Good preparation is essential for any public speech. Take enough time to reread a speech, correct any mistakes and add important information. Practice speaking in front of a mirror and look at yourself. Do you come across as confident? People with positive charisma are perceived as more competent than shy people.
Practice speaking as often as you can. This will build your speaking skills and give you more routine. Picture your audience. Think about where your fears come from and how you can overcome your fear of speaking in this situation. Ask a friend/colleague/mother or your partner to listen to you speak. Read stories aloud to yourself. This will help you learn to speak freely.
Self-confidence is important on the job. If you want to overcome speech anxiety, work on your self-confidence. Remember situations that you have successfully mastered. Allow yourself to make mistakes. One mispronounced word is no reason to feel the whole speech is flawed.
Be sure to speak loudly and clearly so that everyone in the audience understands what you have to say. Your posture determines whether you are perceived as confident or anxious. Stand up straight and tall. Use your hands to illustrate what you are saying.

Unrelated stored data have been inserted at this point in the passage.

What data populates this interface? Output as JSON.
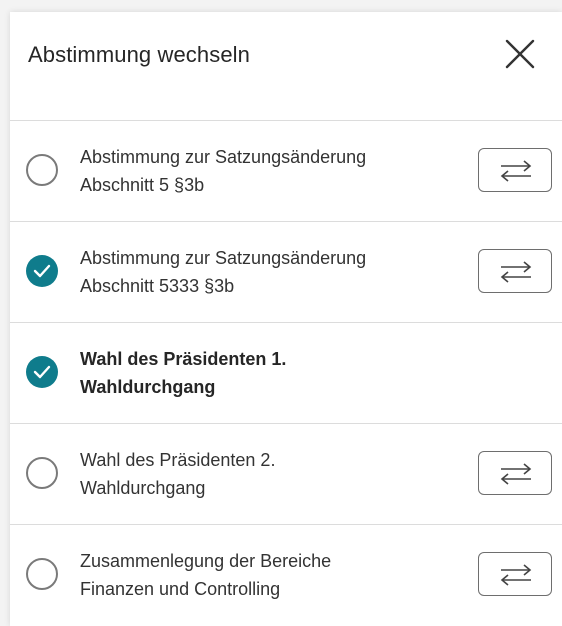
{
  "dialog": {
    "title": "Abstimmung wechseln",
    "close_icon": "close-icon"
  },
  "colors": {
    "accent": "#0f7c8c",
    "divider": "#dcdcdc",
    "text": "#333333"
  },
  "items": [
    {
      "line1": "Abstimmung zur Satzungsänderung",
      "line2": "Abschnitt 5 §3b",
      "selected": false,
      "bold": false,
      "switch_button": true,
      "switch_icon": "switch-arrows-icon"
    },
    {
      "line1": "Abstimmung zur Satzungsänderung",
      "line2": "Abschnitt 5333 §3b",
      "selected": true,
      "bold": false,
      "switch_button": true,
      "switch_icon": "switch-arrows-icon"
    },
    {
      "line1": "Wahl des Präsidenten 1.",
      "line2": "Wahldurchgang",
      "selected": true,
      "bold": true,
      "switch_button": false
    },
    {
      "line1": "Wahl des Präsidenten 2.",
      "line2": "Wahldurchgang",
      "selected": false,
      "bold": false,
      "switch_button": true,
      "switch_icon": "switch-arrows-icon"
    },
    {
      "line1": "Zusammenlegung der Bereiche",
      "line2": "Finanzen und Controlling",
      "selected": false,
      "bold": false,
      "switch_button": true,
      "switch_icon": "switch-arrows-icon"
    }
  ]
}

Relaxation methods such as yoga or autogenic training can be helpful in overcoming speech anxiety. Use the time before a speech to meditate and focus on yourself. Fear subsides if you don't pay attention to it. Overcoming speech anxiety works faster if you practice regularly.
Not everyone is a talented speaker or an ambitious speaker. Nevertheless, we can all learn to speak in front of an audience. Free speech needs to be practiced. A quote from the Roman politician and most famous orator in Rome, Marcus Tullius Cicero, is, "You only learn to speak by speaking!" Learn from famous speakers by listening to their speeches. Pay attention to every detail.
When giving speeches, a concept is necessary. Choose simple, easy-to-understand words for your presentations, lectures and speeches. Avoid foreign words if possible and use technical terms only when speaking to a professional audience. Although verbal talent and repartee are advantageous, these skills are not decisive for the success of a speech.
Breathe calmly while you speak. Breathing shallowly and quickly increases your own tension. Begin your speech by consciously taking a breath. Smile at your audience. Concentrate on your text. Overcoming speech anxiety takes a little time, but it's worth it!